«Il vero problema è di chi saranno le banane che cresceranno». Da questa mattina alle palme in piazza Duomo si sono aggiunti anche i banani. I giardini sono ancora transennati ma milanesi e turisti continuano ad accalcarsi attorno alle aiuole per fare fotografie e discutere. «C’erano anche in passato, non ci vedo nulla di male, e poi danno un po’ di verde alla piazza» alza le spalle un passante. «Questi alberi nella nebbia milanese stanno male» dice invece una ragazza «mica siamo a Sanremo». «Non è vero, io abito a Varese e le ho anche nel mio giardino» risponde un turista.
“Giardini milanesi tra XX e XXI secolo” è il nome scelto dal progettista Marco Bay per lo spazio verde in piazza Duomo sponsorizzato da Starbucks, in vista dell’approdo in Italia nel 2018 del primo megastore in piazza Cordusio. La catena statunitense si è aggiudicata il bando del Comune, della durata di tre anni, per la progettazione e la cura del verde davanti alla madonnina. I carpini e i cespugli fioriti posizionati dalla giunta Pisapia sono stati rimossi e spostati in altri luoghi della città, al loro posto sono state piantate specie insolite per i giardini pubblici milanesi.
Le palme hanno da subito fatto discutere, diventando argomento di dibattito politico e cittadino. Domenica pomeriggio Lega Nord e Casa Pound hanno organizzato presìdi attorno alla nuova installazione verde, distribuendo banane per protestare contro “l’africanizzazione della piazza”. La notte tra domenica e lunedì è stato appiccato il fuoco a una delle piante al centro della polemica. Il responsabile non è ancora stato individuato.
Dopo le #palme, stanotte in piazza Duomo sono stati piantati i #BANANI.
Non ho parole.— Matteo Salvini (@matteosalvinimi) 23 febbraio 2017
I banani, piantati nella mattina di giovedì 23, hanno fornito un pretesto di scontro in più, anche se erano previsti fin dall’inizio. Salvini attacca su Twitter: «Non ho parole. Nessuno se la deve prendere con le piante, non hanno colpa: i cretini sono gli ‘esseri umani’ che hanno deciso e permesso questo scempio». I Sentinelli di Milano, coinvolgendo altre realtà della sinistra milanese, hanno ribattuto con la contro-manifestazione “Piantatela lì”, prevista per domenica 26 febbraio : «togliete tutti i prodotti non autoctoni», provocano gli organizzatori «compreso il mais con cui fate la polenta».

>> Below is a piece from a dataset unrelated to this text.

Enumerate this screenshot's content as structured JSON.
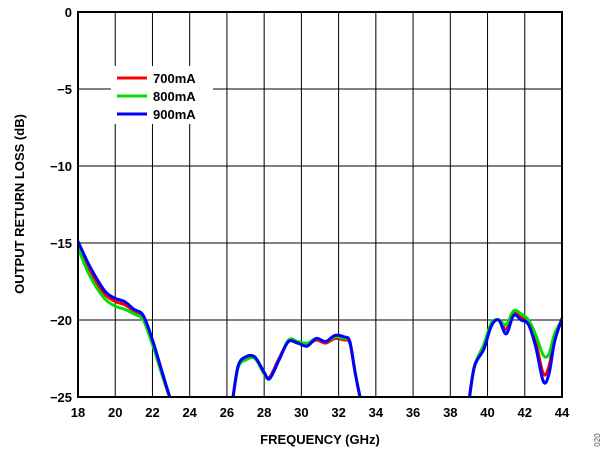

Il sindaco Beppe Sala invita ad attendere di vedere il risultato finito, e ammette di non essere entusiasta dell’idea delle palme: «ma c’è stato un bando» aggiunge «e la sovrintendenza ai beni architettonici si è espressa in modo positivo». Quest’ultima aveva solo chiesto che il numero delle piante più imponenti scendesse del 40%, richiesta poi accolta, con la riduzione delle palme a 39. L’assessore al Verde Pierfrancesco Maran è soddisfatto di «questa proficua forma di collaborazione tra pubblico e privato» che ha permesso di trovare «soluzioni che rendano più belle e curate le aree verdi della città». Il dibattito non sembra destinato a placarsi: dopo i banani infatti, come da progetto, arriverà anche il sottobosco rosa.
Ai piedi del Duomo e all’ombra delle palme le discussioni non sono tanto tra favorevoli e contrari: queste sono lasciate alla politica e alle pagine dei social. Milanesi e turisti si interrogano piuttosto su altro: il diritto di proprietà sulle future banane per esempio. In molti chiedono ai giardinieri a che punto sono i lavori: «Basta, non se ne può più», lamenta lo stagista giardiniere, a cui è stato dato il compito di rispondere ai curiosi, «tutti a chiedere, passanti, giornalisti: non ci lasciano lavorare». Più di un milanese doc fa notare che queste palme «sembrano ubriache, sono fuori asse, se bisogna fare un lavoro almeno lo si faccia bene». Altri ancora avrebbero progetti alternativi: «Cosa c’entrano le palme a Milano? avrei fatto una bella fontana con giochi d’acqua e luci, da accendere la sera tra le 18 e le 19». Se era una strategia della catena americana per far parlare di sé, non si può dire non abbia funzionato.